An Epic Tragedy Unfolding Before Our Eyes: The Prince and the Pauper

Cecil Fielder has certainly not paved a smooth road to redemption between he and his son, all-star first baseman Prince Fielder.  To put it bluntly, if Cecil plans on reconciling their relationship at any point while he's still around, he needs to realize the impact of his words and insert his foot squarely in his mouth.  After reportedly making progress towards building a more stable relationship, Cecil made headlines this past weekend by making some questionable comments at the Ted Williams Hitters Hall of Fame, as reported by Sporting News.  To summarize his comments, Cecil said that Prince is doing a poor job of communicating with family and those who helped him get to where is is and that he hides behind his agent.  Cecil may have had a huge impact on Prince's success in his younger years but given the circumstances surrounding Cecil's bitter divorce and legal issues stemming from his own self-affliction (an addiction to gambling which resulted in millions of dollars owed to debtors and tax agencies; this USA Today article sums up that ugly part of his life quite wel), I think that one thing is very clear - Cecil Fielder did as much to alienate his family as anyone else.  This post is a bit different than many posts we've drafted.  It's a far cry from our all-time teams and hall of fame debates but it's a post that needs to be written because we have a responsibility as humans to come to the aid of brothers and sisters in need.  It's clear to me that the track that Prince and Cecil are taking is one that will lead them towards bitterness, regret and anguish.

The part of that the Fielder story that bothers me the most, and why I have felt compelled to write this, is that their story has all the potential to be one with a very happy ending.  We've all seen the pictures of a young Prince in the Tigers clubhouse and video of Prince working on switch-hitting in the Tigers batting cages.  The father-son duo is one of the most formidable in baseball history (top 5 all-time, in my opinion) and those videos serve as evidence that a unique relationship once existed.  The on-field results suggest that the relationship was  mutually beneficial with Cecil feeding off of his son's presence and Prince benefiting from being around the game.  In fact, they are the only father-son duo to claim 50 home run seasons by both father and son.  And now, Prince signing with his father's old team presents an opportunity for the Fielder family to solidify their place among Detroit royalty.  The Pauper and the Prince - it could be a comeback story of epic proportions but, instead, we are left helpless, watching the train heading towards the cliff.

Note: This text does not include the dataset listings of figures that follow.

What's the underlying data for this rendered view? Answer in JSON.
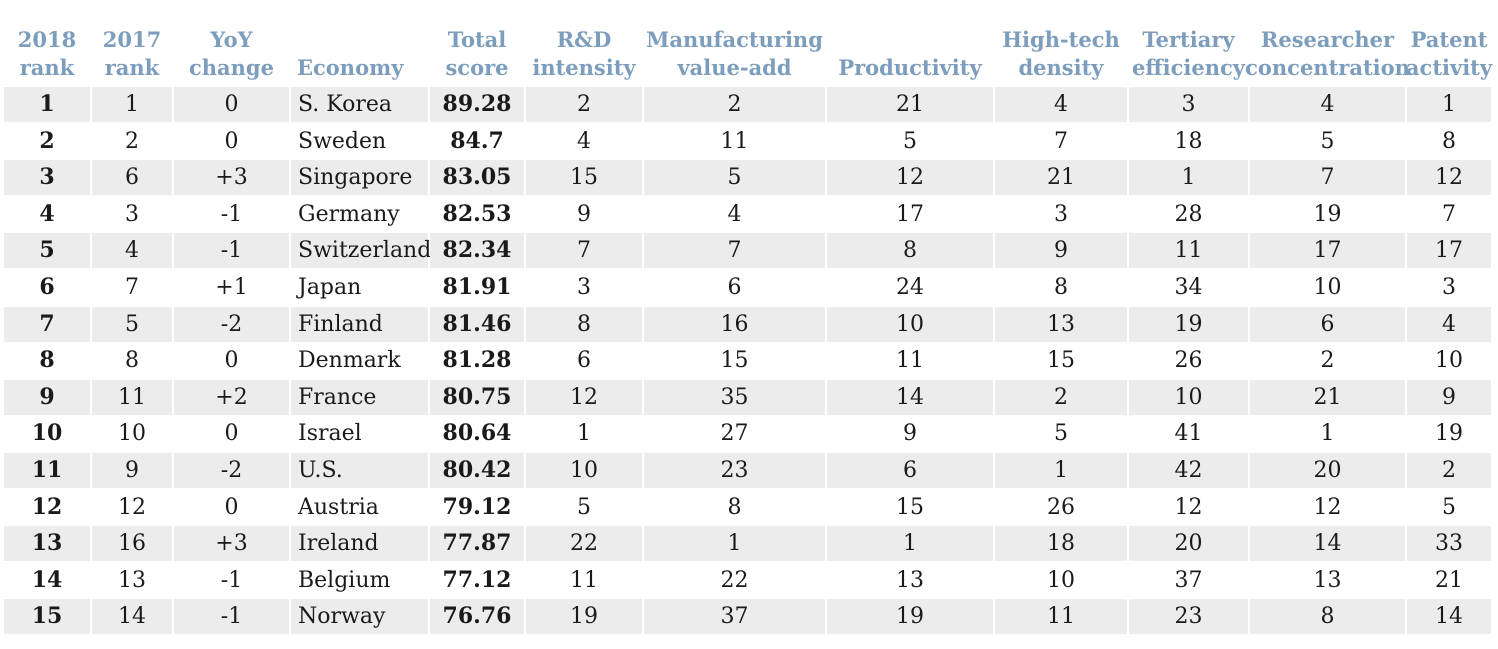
{
  "chart_data": {
    "type": "table",
    "columns": [
      "2018\nrank",
      "2017\nrank",
      "YoY\nchange",
      "Economy",
      "Total\nscore",
      "R&D\nintensity",
      "Manufacturing\nvalue-add",
      "Productivity",
      "High-tech\ndensity",
      "Tertiary\nefficiency",
      "Researcher\nconcentration",
      "Patent\nactivity"
    ],
    "rows": [
      [
        "1",
        "1",
        "0",
        "S. Korea",
        "89.28",
        "2",
        "2",
        "21",
        "4",
        "3",
        "4",
        "1"
      ],
      [
        "2",
        "2",
        "0",
        "Sweden",
        "84.7",
        "4",
        "11",
        "5",
        "7",
        "18",
        "5",
        "8"
      ],
      [
        "3",
        "6",
        "+3",
        "Singapore",
        "83.05",
        "15",
        "5",
        "12",
        "21",
        "1",
        "7",
        "12"
      ],
      [
        "4",
        "3",
        "-1",
        "Germany",
        "82.53",
        "9",
        "4",
        "17",
        "3",
        "28",
        "19",
        "7"
      ],
      [
        "5",
        "4",
        "-1",
        "Switzerland",
        "82.34",
        "7",
        "7",
        "8",
        "9",
        "11",
        "17",
        "17"
      ],
      [
        "6",
        "7",
        "+1",
        "Japan",
        "81.91",
        "3",
        "6",
        "24",
        "8",
        "34",
        "10",
        "3"
      ],
      [
        "7",
        "5",
        "-2",
        "Finland",
        "81.46",
        "8",
        "16",
        "10",
        "13",
        "19",
        "6",
        "4"
      ],
      [
        "8",
        "8",
        "0",
        "Denmark",
        "81.28",
        "6",
        "15",
        "11",
        "15",
        "26",
        "2",
        "10"
      ],
      [
        "9",
        "11",
        "+2",
        "France",
        "80.75",
        "12",
        "35",
        "14",
        "2",
        "10",
        "21",
        "9"
      ],
      [
        "10",
        "10",
        "0",
        "Israel",
        "80.64",
        "1",
        "27",
        "9",
        "5",
        "41",
        "1",
        "19"
      ],
      [
        "11",
        "9",
        "-2",
        "U.S.",
        "80.42",
        "10",
        "23",
        "6",
        "1",
        "42",
        "20",
        "2"
      ],
      [
        "12",
        "12",
        "0",
        "Austria",
        "79.12",
        "5",
        "8",
        "15",
        "26",
        "12",
        "12",
        "5"
      ],
      [
        "13",
        "16",
        "+3",
        "Ireland",
        "77.87",
        "22",
        "1",
        "1",
        "18",
        "20",
        "14",
        "33"
      ],
      [
        "14",
        "13",
        "-1",
        "Belgium",
        "77.12",
        "11",
        "22",
        "13",
        "10",
        "37",
        "13",
        "21"
      ],
      [
        "15",
        "14",
        "-1",
        "Norway",
        "76.76",
        "19",
        "37",
        "19",
        "11",
        "23",
        "8",
        "14"
      ]
    ],
    "colors": {
      "header": "#7d9dbd",
      "row_shade": "#ececec",
      "text": "#1a1a1a"
    }
  }
}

I'm rooting for reconciliation.  In fact, I'm challenging both men to reach for it.  It won't come easy; we are talking about men who have endured great success and heartbreak so overcoming pride issues will certainly play a huge role in the process.  If reconciliation is going to occur, it will require a softened heart by Prince and a renewed sense of self-accountability for Cecil.  Cecil needs to recognize his place in this feud.  He needs to own up to the devastation that his disease caused his family.  An apology without ifs, ands, or buts would probably go a long way.  Beyond that, Prince needs to find it in his heart to forgive his father, which is no small task given the amount of pain that his father has caused but I'm certain that anything is possible with the extension of grace and a handshake.  Reading between the lines, it seems as if money is the root of many of these problems (and likely Cecil's most recent comments) - besides the gambling debts, there were accusations that Cecil pressured Prince for compensation when he assisted Prince in signing his first contract.  To be candid, if my father had gambling issues, the last thing I'd want to do is write him a check, carte blanche.  If and when Prince feels like his father is ready to be compensated for his services, it should be with strings attached.  And to be honest, I'm not sure Prince owes Cecil anything monetarily but those are issues that they will have to settle.  As a father, I can understand why Cecil is upset about his son not giving him the time of day but with regards to money issues, I'm not so sensitive.  There is a difference between helping someone carry a burden that they are struggling with and helping to carry a load that they should be carrying on their own.  Cecil made his bed, at least financially and he has to be prepared to sleep in it.  The real burden in this situation is the one that exists due to an estranged father-son relationship and that's why I'm pleading for these men to seek professional counseling.  I may not be a professional family counselor but I've seen firsthand how money can devastate families, as an investment advisor.  If left unresolved, these matters will fester and affect the lives of everyone around them and baseball will miss out on a great story of courage and success against all odds.